LOS ANGELES — According to experts, up to 80% of millennials and Generation Z use YouTube, TikTok and Instagram as a primary source of information for updates on the war in Ukraine.
AB Burns-Tucker is a content creator making videos to help the younger generations understand what is happening. As she prepares to film another video about the war in Ukraine, she said she never expected that making these would become more than a hobby.
What You Need To Know
- AB Burns-Tucker is a content creator who makes videos to help the younger generations understand what's happening in the world
- Though she makes sure the content is amusing, she spends hours researching and source checking the information to make sure it is factual, too
- However, not everyone producing content for social media can be considered an expert, said a political science professor at Cal State Long Beach
- There are not enough measures in place to filter out fake news
“I was like, I’m just going to try to do it in a way as if I was talking to my friends in just random conversation,” she explained.
The law student watched the conflict unfold in the news and made her first video to give her friends a better understanding of what was happening between Russia and Ukraine and why it mattered.
In just a few days, the video went viral on TikTok, garnering 18 million views.
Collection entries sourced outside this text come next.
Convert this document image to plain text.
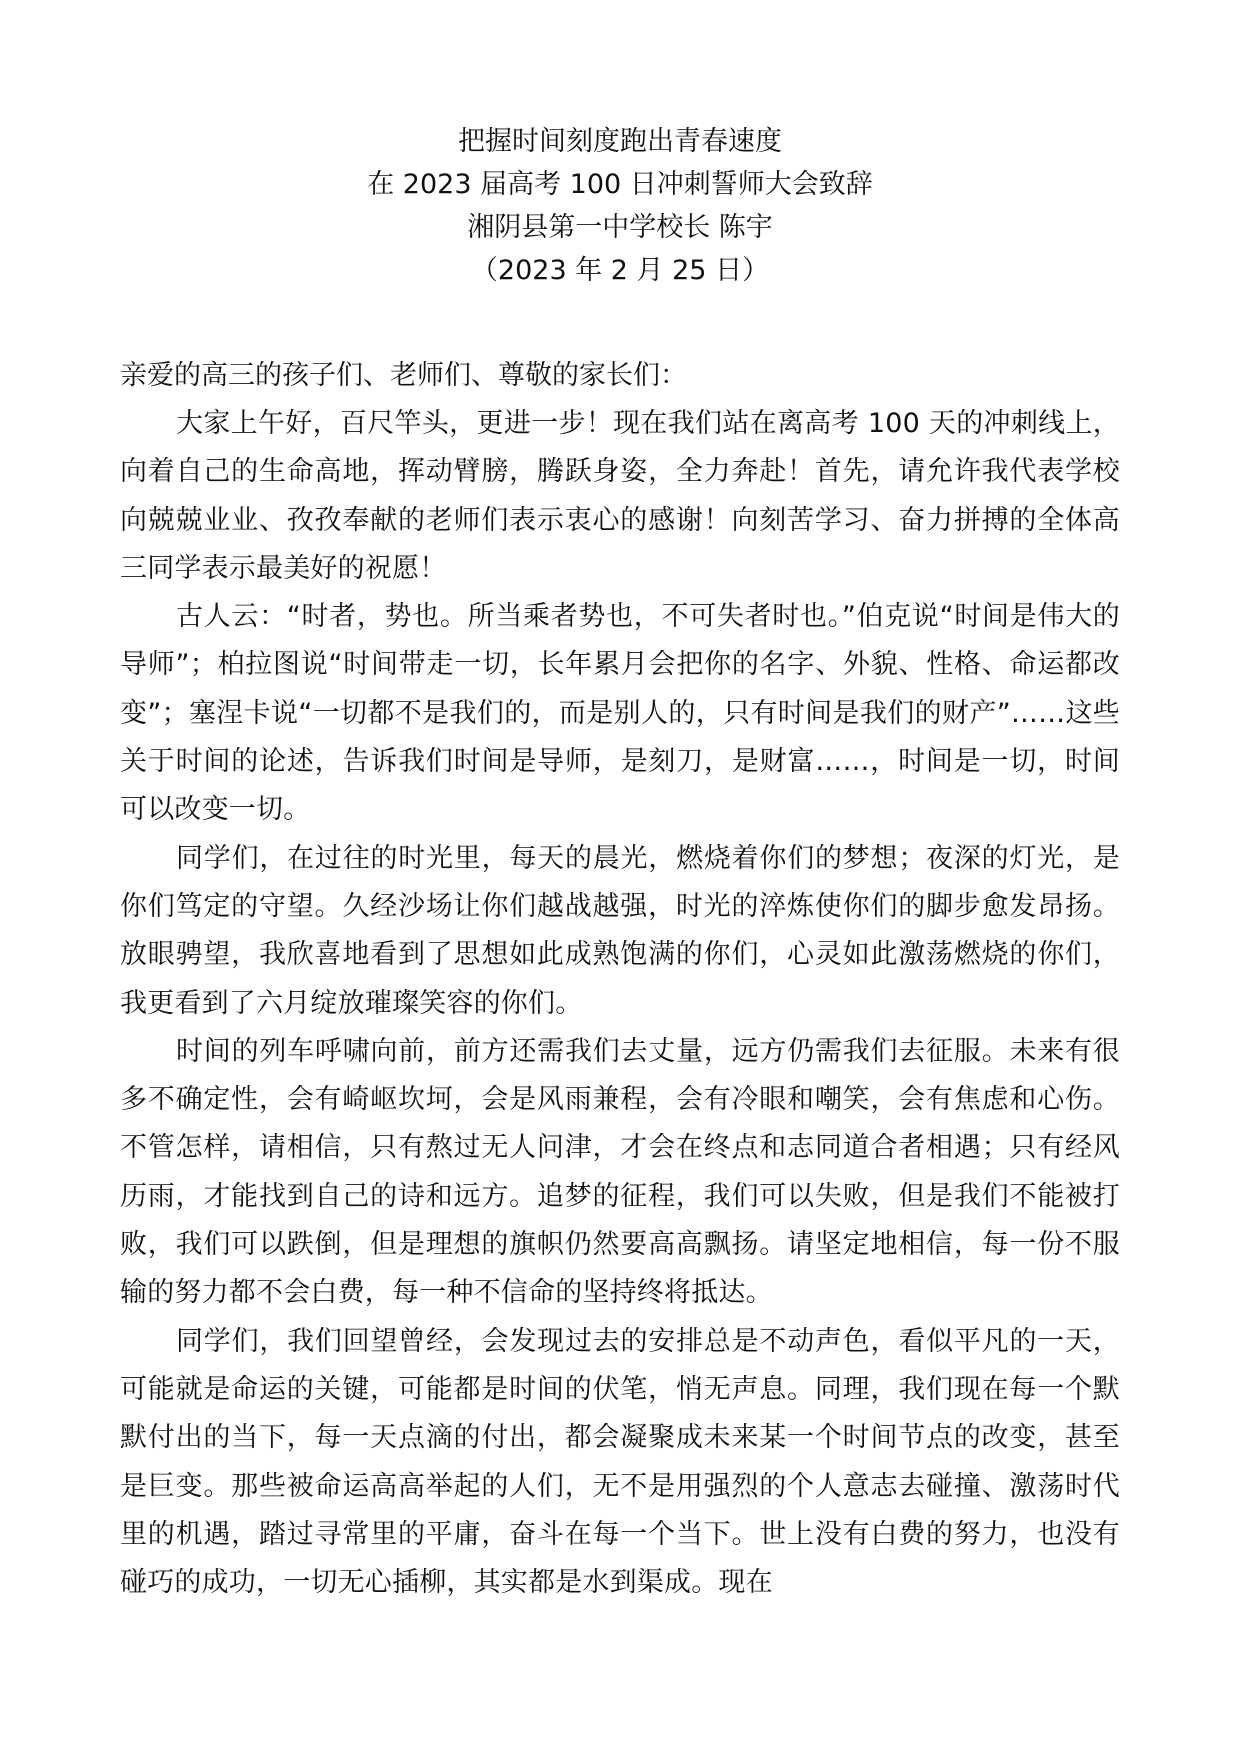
把握时间刻度跑出青春速度
在 2023 届高考 100 日冲刺誓师大会致辞
湘阴县第一中学校长 陈宇
（2023 年 2 月 25 日）
亲爱的高三的孩子们、老师们、尊敬的家长们：

大家上午好，百尺竿头，更进一步！现在我们站在离高考 100 天的冲刺线上，向着自己的生命高地，挥动臂膀，腾跃身姿，全力奔赴！首先，请允许我代表学校向兢兢业业、孜孜奉献的老师们表示衷心的感谢！向刻苦学习、奋力拼搏的全体高三同学表示最美好的祝愿！

古人云：“时者，势也。所当乘者势也，不可失者时也。”伯克说“时间是伟大的导师”；柏拉图说“时间带走一切，长年累月会把你的名字、外貌、性格、命运都改变”；塞涅卡说“一切都不是我们的，而是别人的，只有时间是我们的财产”……这些关于时间的论述，告诉我们时间是导师，是刻刀，是财富……，时间是一切，时间可以改变一切。

同学们，在过往的时光里，每天的晨光，燃烧着你们的梦想；夜深的灯光，是你们笃定的守望。久经沙场让你们越战越强，时光的淬炼使你们的脚步愈发昂扬。放眼骋望，我欣喜地看到了思想如此成熟饱满的你们，心灵如此激荡燃烧的你们，我更看到了六月绽放璀璨笑容的你们。

时间的列车呼啸向前，前方还需我们去丈量，远方仍需我们去征服。未来有很多不确定性，会有崎岖坎坷，会是风雨兼程，会有冷眼和嘲笑，会有焦虑和心伤。不管怎样，请相信，只有熬过无人问津，才会在终点和志同道合者相遇；只有经风历雨，才能找到自己的诗和远方。追梦的征程，我们可以失败，但是我们不能被打败，我们可以跌倒，但是理想的旗帜仍然要高高飘扬。请坚定地相信，每一份不服输的努力都不会白费，每一种不信命的坚持终将抵达。

同学们，我们回望曾经，会发现过去的安排总是不动声色，看似平凡的一天，可能就是命运的关键，可能都是时间的伏笔，悄无声息。同理，我们现在每一个默默付出的当下，每一天点滴的付出，都会凝聚成未来某一个时间节点的改变，甚至是巨变。那些被命运高高举起的人们，无不是用强烈的个人意志去碰撞、激荡时代里的机遇，踏过寻常里的平庸，奋斗在每一个当下。世上没有白费的努力，也没有碰巧的成功，一切无心插柳，其实都是水到渠成。现在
Now, Burns-Tucker said she gets continual requests for new updates. Though she makes sure the content is amusing, she spends hours researching and source checking the information to make sure it’s factual, too.
Her videos on the war in Ukraine are what have put her in the spotlight, but Burns-Tucker has been making videos about the criminal justice system and domestic politics for years.
She said ultimately, her goal is to help the younger generation feel informed enough to get involved as well.
“I think it’s important to make other groups of people feel invited into that space,” she said. “By investing in the language and the ideology of the younger generations in a way where they feel like I belong here and I want to be here!”
However, not everyone producing content for social media can be considered an expert, said Kevin Wallsten, political science professor at Cal State Long Beach. He has been researching the impacts of social media for two decades and said up to 80% of millennials and Gen Z use YouTube, TikTok and Instagram as their primary source of information.
Wallsten said that with this, there are pros and cons. We have unprecedented access to the front lines of war with citizen reporters who record and post history as it occurs, but there are not enough measures in place to filter out fake news.
“Everybody can now, with compelling enough content, attract an audience independent of its truth or falsity, independent of their credentials, independent perhaps of what background or expertise they might have,” he said.
For Burns-Tucker's content creation, the demand is high. She said since going viral, she has received so many requests to be a commentator both on and off social media that she’s had to quit her day job as a paralegal.
“I hope I can continue to put out content that’s relevant and effective,” she said.